Chris Gerrard’s “Frankenstein Re-Membered” begins with a Markeresque series of stills of ships attempting to navigate the inhospitable arctic. Dwarfed and nearly consumed by sublime icescapes, the explorers seem to meet the limits of Enlightenment ambitions to rival God. From the ice, a telescope is aimed at the cosmos, a meteor streaks across the sky, lightning flashes, a sled whooshes toward the ship, and Dr. Frankenstein is found, nearly dead, but willing to share his cautionary tale prefaced by a warning, “You seek knowledge and wisdom, but beware.” Frankenstein loathes his monstrous creation and fears its desire to procreate. Gerrard shows us through video collage that the monster is indeed alive and thriving in media forms ontologically dependent on suture.

“I bid my hideous progeny go forth and prosper,” writes Shelley in the preface to the third edition of her novel. More than a century later, Gerrard has assembled a family album of that progeny in a playful pastiche befitting its goal of re-membrance. Gerrard invites unexpected relatives into his monstrous family reunion, from German expressionist cousins to Chaplin, Mulder and Scully, Teenage Mutant Ninja Turtles, the Bates family, the Hunchback of Notre-Dame, Robocop, and the Hulk. The desolate soundscape and still images of the beginning of the video give way to a frenzy in which all mutation animation, revivification, technophilia, and technophobia become creatures of the Promethean imperative. Consequently, the far-reaching reverberations of Shelley’s Frankenstein ripple so widely into the mediasphere that their everythingness risks dissolving into nothingness. And yet, the explosive appeal to affect is the greatest strength of this videographic essay, because Gerrard has transmuted Shelley’s Burkean or Kantian notions of the sublime into a postcinematic spectacle of accumulation as its affective replacement. The glacial, barren, inhospitable landscape has melted into a sea of Saturday-morning cartoons and midnight movies.

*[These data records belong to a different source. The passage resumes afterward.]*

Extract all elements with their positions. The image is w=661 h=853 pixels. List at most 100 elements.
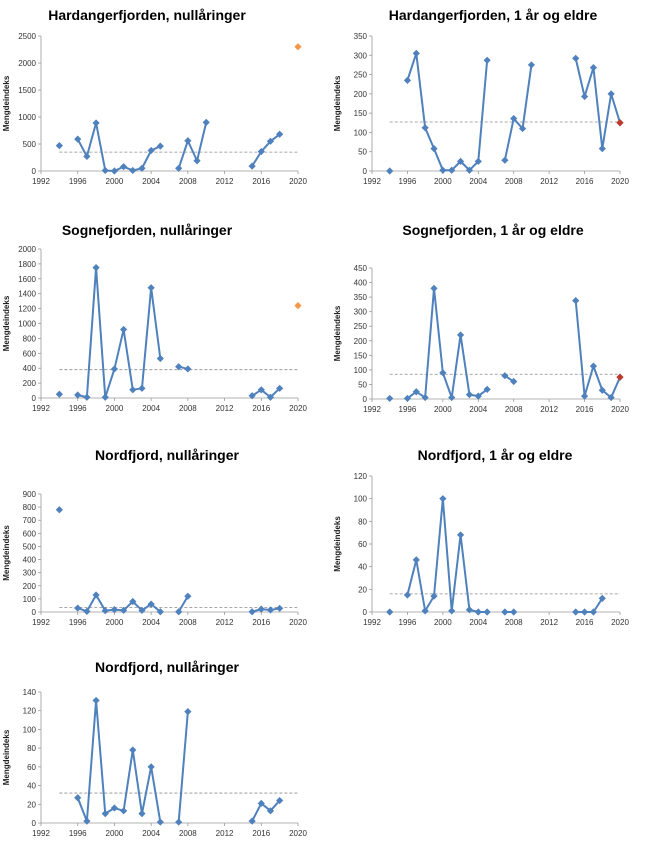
x-tick-label: 1992 bbox=[363, 618, 381, 627]
data-point bbox=[439, 166, 447, 174]
x-tick-label: 2016 bbox=[252, 177, 270, 186]
y-tick-label: 100 bbox=[354, 128, 368, 137]
data-point bbox=[266, 393, 275, 401]
chart-svg: Sognefjorden, 1 år og eldre Mengdeindeks 0… bbox=[333, 222, 629, 414]
y-tick-label: 1500 bbox=[18, 86, 36, 95]
data-point bbox=[138, 164, 146, 172]
x-tick-label: 2016 bbox=[252, 618, 270, 627]
data-point bbox=[456, 331, 465, 339]
chart-title: Nordfjord, 1 år og eldre bbox=[418, 447, 573, 463]
y-tick-label: 300 bbox=[354, 51, 368, 60]
series-line bbox=[406, 287, 488, 400]
data-point bbox=[175, 363, 183, 371]
y-tick-label: 800 bbox=[23, 503, 37, 512]
data-point bbox=[184, 137, 192, 145]
x-tick-label: 1996 bbox=[69, 404, 87, 413]
data-point bbox=[276, 130, 284, 138]
data-point bbox=[120, 163, 128, 171]
data-point bbox=[483, 56, 491, 64]
data-point bbox=[266, 606, 275, 614]
data-point bbox=[412, 49, 420, 57]
x-tick-label: 2012 bbox=[540, 405, 558, 414]
x-tick-label: 2000 bbox=[106, 404, 124, 413]
x-tick-label: 2008 bbox=[179, 618, 197, 627]
x-tick-label: 2000 bbox=[434, 177, 452, 186]
data-point bbox=[439, 495, 447, 503]
x-tick-label: 2020 bbox=[611, 177, 629, 186]
data-point bbox=[55, 390, 63, 398]
data-point bbox=[598, 594, 606, 602]
x-tick-label: 2000 bbox=[434, 405, 452, 414]
data-point bbox=[129, 746, 137, 754]
data-point bbox=[184, 708, 192, 716]
data-point bbox=[74, 794, 82, 802]
x-tick-label: 1996 bbox=[69, 829, 87, 838]
chart-sogne-adults: Sognefjorden, 1 år og eldre Mengdeindeks 0… bbox=[330, 212, 661, 427]
y-tick-label: 100 bbox=[354, 366, 368, 375]
x-tick-label: 2000 bbox=[106, 618, 124, 627]
data-point bbox=[92, 119, 100, 127]
y-tick-label: 120 bbox=[23, 707, 37, 716]
data-point bbox=[156, 142, 164, 150]
y-tick-label: 250 bbox=[354, 71, 368, 80]
highlight-data-point bbox=[616, 119, 624, 127]
data-point bbox=[572, 608, 580, 616]
series-line bbox=[251, 387, 281, 399]
x-tick-label: 1992 bbox=[32, 404, 50, 413]
data-point bbox=[572, 297, 580, 305]
data-point bbox=[248, 817, 256, 825]
chart-title: Sognefjorden, 1 år og eldre bbox=[402, 222, 583, 238]
x-tick-label: 1996 bbox=[399, 618, 417, 627]
y-tick-label: 0 bbox=[32, 394, 37, 403]
data-point bbox=[430, 592, 438, 600]
y-axis-label: Mengdeindeks bbox=[2, 75, 11, 131]
y-tick-label: 450 bbox=[354, 264, 368, 273]
y-tick-label: 700 bbox=[23, 516, 37, 525]
series-line bbox=[77, 593, 161, 613]
chart-sogne-juveniles: Sognefjorden, nullåringer Mengdeindeks 0 20… bbox=[0, 212, 330, 427]
y-tick-label: 0 bbox=[32, 819, 37, 828]
y-tick-label: 400 bbox=[23, 556, 37, 565]
chart-title: Nordfjord, nullåringer bbox=[95, 659, 239, 675]
y-tick-label: 0 bbox=[363, 167, 368, 176]
y-tick-label: 350 bbox=[354, 32, 368, 41]
data-point bbox=[74, 604, 82, 612]
y-tick-label: 900 bbox=[23, 490, 37, 499]
data-point bbox=[598, 145, 606, 153]
data-point bbox=[580, 92, 589, 101]
y-tick-label: 60 bbox=[358, 540, 367, 549]
chart-nordfjord-juveniles: Nordfjord, nullåringer Mengdeindeks 0 100 20… bbox=[0, 440, 330, 640]
data-point bbox=[448, 393, 456, 402]
data-point bbox=[572, 54, 580, 62]
x-tick-label: 2020 bbox=[611, 618, 629, 627]
x-tick-label: 2020 bbox=[289, 829, 307, 838]
series-line bbox=[177, 595, 189, 613]
data-point bbox=[83, 817, 91, 825]
data-point bbox=[184, 365, 192, 373]
data-point bbox=[386, 608, 394, 616]
y-tick-label: 120 bbox=[354, 472, 368, 481]
data-point bbox=[386, 167, 394, 175]
chart-hardanger-juveniles: Hardangerfjorden, nullåringer Mengdeindek… bbox=[0, 0, 330, 205]
data-point bbox=[580, 608, 589, 616]
data-point bbox=[483, 608, 491, 616]
data-point bbox=[110, 804, 119, 812]
data-point bbox=[193, 157, 201, 165]
x-tick-label: 1996 bbox=[69, 177, 87, 186]
x-tick-label: 2004 bbox=[142, 829, 160, 838]
y-tick-label: 200 bbox=[23, 379, 37, 388]
data-point bbox=[83, 393, 91, 401]
data-point bbox=[589, 608, 598, 616]
y-axis-label: Mengdeindeks bbox=[333, 75, 342, 131]
data-point bbox=[92, 696, 100, 705]
data-point bbox=[607, 393, 615, 402]
y-tick-label: 100 bbox=[23, 725, 37, 734]
x-tick-label: 2000 bbox=[434, 618, 452, 627]
data-point bbox=[92, 264, 100, 272]
data-point bbox=[101, 393, 109, 401]
x-tick-label: 2008 bbox=[505, 618, 523, 627]
x-tick-label: 1992 bbox=[363, 405, 381, 414]
series-line bbox=[251, 799, 281, 822]
x-tick-label: 1996 bbox=[399, 405, 417, 414]
data-point bbox=[386, 394, 394, 403]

As I watch the exuberantly kinetic end credits set to the tune of “Monster Mash,” I recall the second letter in Shelley’s masterpiece wherein Robert Walton bemoans the limits of the written word: “I shall commit my thoughts to paper, it is true; but that is a poor medium for the communication of feeling. I desire the company of a man who could sympathise with me, whose eyes would reply to mine.” Glued to the screen of my smart TV while a barrage of title cards represents a small sampling of the monster’s wonderfully hideous progeny, I find myself agreeing with Walton that paper is not enough. And while Walton’s desire for a set of eyes to reply to his own is granted by his encounter with Dr. Frankenstein, the credits remind me that my own set of eyes, like those of so many others, have been brought to sympathize with Frankenstein’s monster thanks to its kindred media.